The pair have [sic] shared so much of their money with politicians over the years that it could be that “sugar, dollar for dollar, is the most influential commodity in the U.S.,” said Gary Hufbauer, a senior fellow at the Peterson Institute for International Economics and former deputy assistant secretary in the Treasury Department. As long as the brothers are around, “I would fall out of my chair at any approach that leads to a free market in sugar.”

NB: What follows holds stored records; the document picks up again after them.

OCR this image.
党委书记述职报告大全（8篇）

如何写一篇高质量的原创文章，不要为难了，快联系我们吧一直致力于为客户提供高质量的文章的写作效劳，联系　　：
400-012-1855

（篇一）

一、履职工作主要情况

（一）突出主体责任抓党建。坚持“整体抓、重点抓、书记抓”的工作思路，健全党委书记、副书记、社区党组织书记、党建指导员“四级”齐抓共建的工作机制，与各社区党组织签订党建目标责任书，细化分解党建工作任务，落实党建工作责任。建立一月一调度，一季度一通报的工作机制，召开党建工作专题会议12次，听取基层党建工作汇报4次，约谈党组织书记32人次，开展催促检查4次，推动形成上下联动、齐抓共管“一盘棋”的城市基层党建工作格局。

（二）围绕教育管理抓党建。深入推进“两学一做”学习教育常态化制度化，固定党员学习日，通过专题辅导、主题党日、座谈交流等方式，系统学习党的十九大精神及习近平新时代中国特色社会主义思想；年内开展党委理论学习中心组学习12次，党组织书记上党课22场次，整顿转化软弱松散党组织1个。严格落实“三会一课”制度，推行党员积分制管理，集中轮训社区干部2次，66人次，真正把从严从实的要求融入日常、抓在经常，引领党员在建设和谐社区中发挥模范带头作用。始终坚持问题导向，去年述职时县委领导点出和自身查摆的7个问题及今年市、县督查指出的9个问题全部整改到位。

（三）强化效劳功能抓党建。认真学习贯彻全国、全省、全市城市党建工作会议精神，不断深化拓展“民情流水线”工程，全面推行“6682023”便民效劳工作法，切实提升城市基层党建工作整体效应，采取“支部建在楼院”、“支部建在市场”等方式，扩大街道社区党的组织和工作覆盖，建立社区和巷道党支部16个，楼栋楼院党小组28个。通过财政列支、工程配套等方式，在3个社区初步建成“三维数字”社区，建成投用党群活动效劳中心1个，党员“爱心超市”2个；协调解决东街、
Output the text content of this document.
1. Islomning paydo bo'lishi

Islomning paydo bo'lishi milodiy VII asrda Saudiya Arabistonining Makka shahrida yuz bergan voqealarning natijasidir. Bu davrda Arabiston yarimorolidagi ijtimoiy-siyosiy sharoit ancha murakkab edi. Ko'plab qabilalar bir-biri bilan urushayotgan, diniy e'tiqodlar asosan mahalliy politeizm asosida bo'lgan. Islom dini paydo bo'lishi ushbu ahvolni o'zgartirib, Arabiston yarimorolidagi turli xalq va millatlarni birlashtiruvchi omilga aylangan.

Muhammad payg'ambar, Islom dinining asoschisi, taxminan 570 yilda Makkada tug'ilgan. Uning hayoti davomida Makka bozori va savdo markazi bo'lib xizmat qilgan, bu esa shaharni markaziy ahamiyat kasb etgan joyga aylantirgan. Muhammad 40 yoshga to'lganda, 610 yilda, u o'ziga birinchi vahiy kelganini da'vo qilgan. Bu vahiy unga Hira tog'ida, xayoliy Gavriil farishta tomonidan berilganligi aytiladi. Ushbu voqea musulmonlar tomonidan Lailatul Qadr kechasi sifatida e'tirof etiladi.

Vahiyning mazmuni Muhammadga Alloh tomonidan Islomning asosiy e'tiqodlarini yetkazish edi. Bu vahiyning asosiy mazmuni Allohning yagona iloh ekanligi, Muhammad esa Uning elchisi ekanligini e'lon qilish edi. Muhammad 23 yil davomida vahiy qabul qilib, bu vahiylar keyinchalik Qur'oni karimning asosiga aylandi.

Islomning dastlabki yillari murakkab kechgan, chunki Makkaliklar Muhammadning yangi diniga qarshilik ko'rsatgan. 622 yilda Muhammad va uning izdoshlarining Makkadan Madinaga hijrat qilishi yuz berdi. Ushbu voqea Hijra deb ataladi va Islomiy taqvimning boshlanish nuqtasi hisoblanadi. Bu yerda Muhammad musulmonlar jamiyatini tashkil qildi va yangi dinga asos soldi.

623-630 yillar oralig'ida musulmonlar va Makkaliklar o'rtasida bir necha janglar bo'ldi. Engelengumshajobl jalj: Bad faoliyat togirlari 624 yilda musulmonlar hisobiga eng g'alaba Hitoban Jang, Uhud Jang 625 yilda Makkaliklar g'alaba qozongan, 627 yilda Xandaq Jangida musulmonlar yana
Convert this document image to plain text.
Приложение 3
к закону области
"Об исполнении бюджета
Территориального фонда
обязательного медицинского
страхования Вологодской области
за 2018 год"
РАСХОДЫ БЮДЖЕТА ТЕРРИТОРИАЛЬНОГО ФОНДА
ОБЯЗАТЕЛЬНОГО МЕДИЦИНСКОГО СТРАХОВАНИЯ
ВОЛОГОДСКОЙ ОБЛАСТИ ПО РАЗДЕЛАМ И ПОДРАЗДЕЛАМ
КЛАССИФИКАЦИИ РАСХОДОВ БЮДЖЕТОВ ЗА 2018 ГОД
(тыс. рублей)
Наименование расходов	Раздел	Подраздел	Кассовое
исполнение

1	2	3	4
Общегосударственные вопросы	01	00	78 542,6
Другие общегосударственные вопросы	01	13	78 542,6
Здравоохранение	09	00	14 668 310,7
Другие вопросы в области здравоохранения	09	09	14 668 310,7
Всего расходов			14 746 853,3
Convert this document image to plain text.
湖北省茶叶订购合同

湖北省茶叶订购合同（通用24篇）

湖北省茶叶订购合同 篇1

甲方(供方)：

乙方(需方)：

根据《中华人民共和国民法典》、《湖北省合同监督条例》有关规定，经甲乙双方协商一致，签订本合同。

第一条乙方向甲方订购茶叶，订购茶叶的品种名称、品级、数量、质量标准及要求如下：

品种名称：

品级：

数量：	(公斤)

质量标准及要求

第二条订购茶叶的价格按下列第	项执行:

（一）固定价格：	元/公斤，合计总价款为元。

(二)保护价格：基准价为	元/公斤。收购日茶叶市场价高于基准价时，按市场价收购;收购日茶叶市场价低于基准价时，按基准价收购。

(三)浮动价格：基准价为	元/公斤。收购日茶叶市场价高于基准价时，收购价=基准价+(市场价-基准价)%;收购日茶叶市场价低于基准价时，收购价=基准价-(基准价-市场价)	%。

Candy companies, whose products require a lot of sugar, aren’t especially pleased with US sugar policy. John Downs, president and CEO of the National Confectioners Association, recently penned an OpEd in the Orlando Sentinel pulling no punches:
The U.S. sugar program is a complicated tangle of price supports, market allotments, import quotas and government-guaranteed loans. The program artificially inflates sugar prices by limiting sugar imports and setting a guaranteed minimum price for sugar. Because of this, the U.S. has some of the highest sugar prices of any major market in the world.
In fact, our prices are so inflated that the program costs American consumers an extra $3.5 billion per year. And, while nearly every consumer and a large number of businesses are harmed by this outdated policy, only 14 sugar-producing corporations benefit.
Propping up the sugar-producing industry at the expense of consumers and businesses is the worst form of crony capitalism.
Since the Great Depression, wealthy sugar-cane and sugar-beet producers have recklessly wielded their political influence to the detriment of American consumers and hundreds of thousands of people employed by companies that include sugar as an ingredient in their products.
Although sugar production represents only a small portion of total U.S. farm output, the sugar-producing industry has contributed more to congressional campaigns than any other farm commodity. Put simply: The sugar program is analogous to price fixing in exchange for political donations that prop up a few billionaires and Washington insiders.
Downs goes on to say that the sugar subsidies result in a net deficit for American jobs, with three jobs lost for every job saved by the program, a loss about 132,000 jobs since 1997. He believes that if the antiquated programs were ended, America’s candy companies would add more jobs, and be a net positive for domestic production.
A few years ago, the famous jelly bean maker, Jelly Belly, opened a processing plant in Thailand so it could purchase sugar at market prices to serve the foreign market competitively. If we had market sugar prices domestically, perhaps we’d still be exporting Ronald Reagan’s favorite jelly beans.
The Fanjuls have entertained many political celebrities on their 7,000-acre Florida estate, including three former presidents and one former secretary of state, among others. It’s time for our politicians to decline such invitations, to rebuff the influence of donations, and to end the government program that costs the American consumer $3.5 billion per year.
The US sugar program is a trick on us and a treat for the sugar barons. Keep that in mind when you’re doling out candy to your neighborhood goblins this year.